The color, electric violet, is the closest approximation to middle spectrum violet that can be made on a computer screen, given the limitations of the sRGB color gamut. It is an approximation of the color violet at about 400 nanometers as plotted on the CIE chromaticity diagram, in the middle of the violet range of from 380 nanometers to 420 nanometers, assuming indigo as a separate spectrum color from 420 to 450 nanometers. Other names for this color are middle violet or simply violet.
The color vivid violet, a color approximately equivalent to the violet seen at the extreme edge of human visual perception. When plotted on the CIE chromaticity diagram, it can be seen that this is a hue corresponding to that of a visual stimulus of approximately 380 nm on the spectrum. Thus another name for this color is extreme violet.

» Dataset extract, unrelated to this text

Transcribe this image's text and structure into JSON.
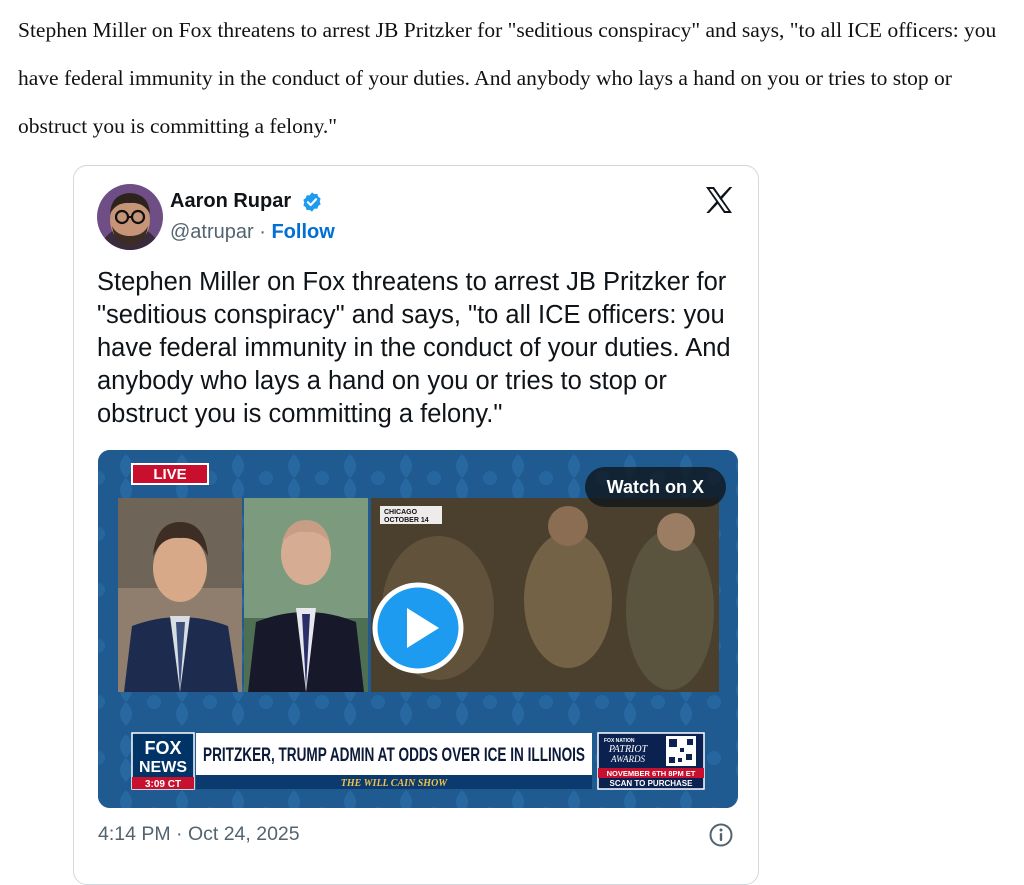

The color box displays the web color dark violet which is equivalent to pigment violet, i.e., the color violet as it would typically be reproduced by artist's paints, colored pencils, or crayons as opposed to the brighter "electric" violet above that it is possible to reproduce on a computer screen.

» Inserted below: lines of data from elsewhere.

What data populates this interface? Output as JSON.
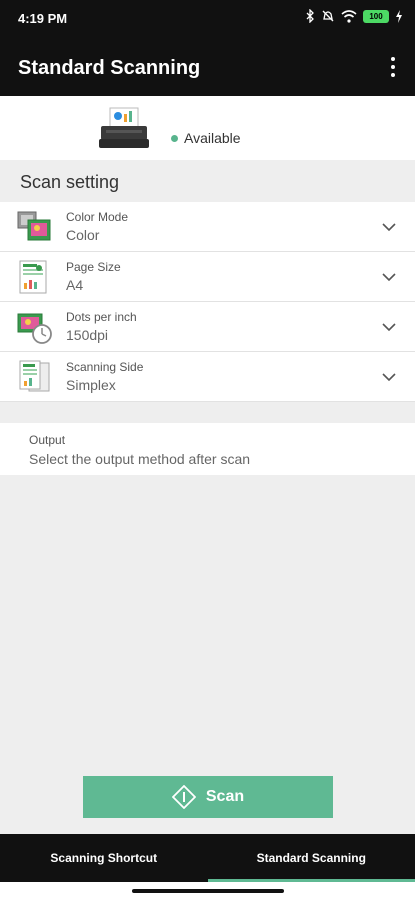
{
  "status_bar": {
    "time": "4:19 PM",
    "battery": "100",
    "icons": [
      "bluetooth-icon",
      "mute-icon",
      "wifi-icon",
      "battery-icon",
      "charging-icon"
    ]
  },
  "app_bar": {
    "title": "Standard Scanning",
    "menu_icon": "more-vertical-icon"
  },
  "scanner": {
    "status": "Available",
    "status_color": "#58b48d"
  },
  "scan_setting": {
    "title": "Scan setting",
    "items": [
      {
        "label": "Color Mode",
        "value": "Color",
        "icon": "color-mode-icon"
      },
      {
        "label": "Page Size",
        "value": "A4",
        "icon": "page-size-icon"
      },
      {
        "label": "Dots per inch",
        "value": "150dpi",
        "icon": "resolution-icon"
      },
      {
        "label": "Scanning Side",
        "value": "Simplex",
        "icon": "scanning-side-icon"
      }
    ]
  },
  "output": {
    "label": "Output",
    "description": "Select the output method after scan"
  },
  "scan_button": {
    "label": "Scan",
    "color": "#5fb993"
  },
  "bottom_nav": {
    "tabs": [
      {
        "label": "Scanning Shortcut",
        "active": false
      },
      {
        "label": "Standard Scanning",
        "active": true
      }
    ],
    "accent": "#5fb993"
  }
}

Pigment violet (web color dark violet) represents the way the color violet was always reproduced in pigments, paints, or colored pencils in the 1950s. By the 1970s, because of the advent of psychedelic art, artists became used to brighter pigments, and pigments called "Violet" that are the pigment equivalent of the electric violet reproduced in the section above became available in artists pigments and colored pencils. (When approximating electric violet in artists pigments, a bit of white pigment is added to pigment violet.
Mauve (from the French form of Malva "mallow") is a color that is named after the mallow flower. Another name for the color is mallow with the first recorded use of mallow as a color name in English in 1611.
Since the color mauve has a hue code of 276, it may be regarded as a pale tone of violet.
Spanish violet is the color that is called Violeta (the Spanish word for "violet") in the Guía de coloraciones (Guide to colorations) by Rosa Gallego and Juan Carlos Sanz, a color dictionary published in 2005 that is widely popular in the Hispanophone realm.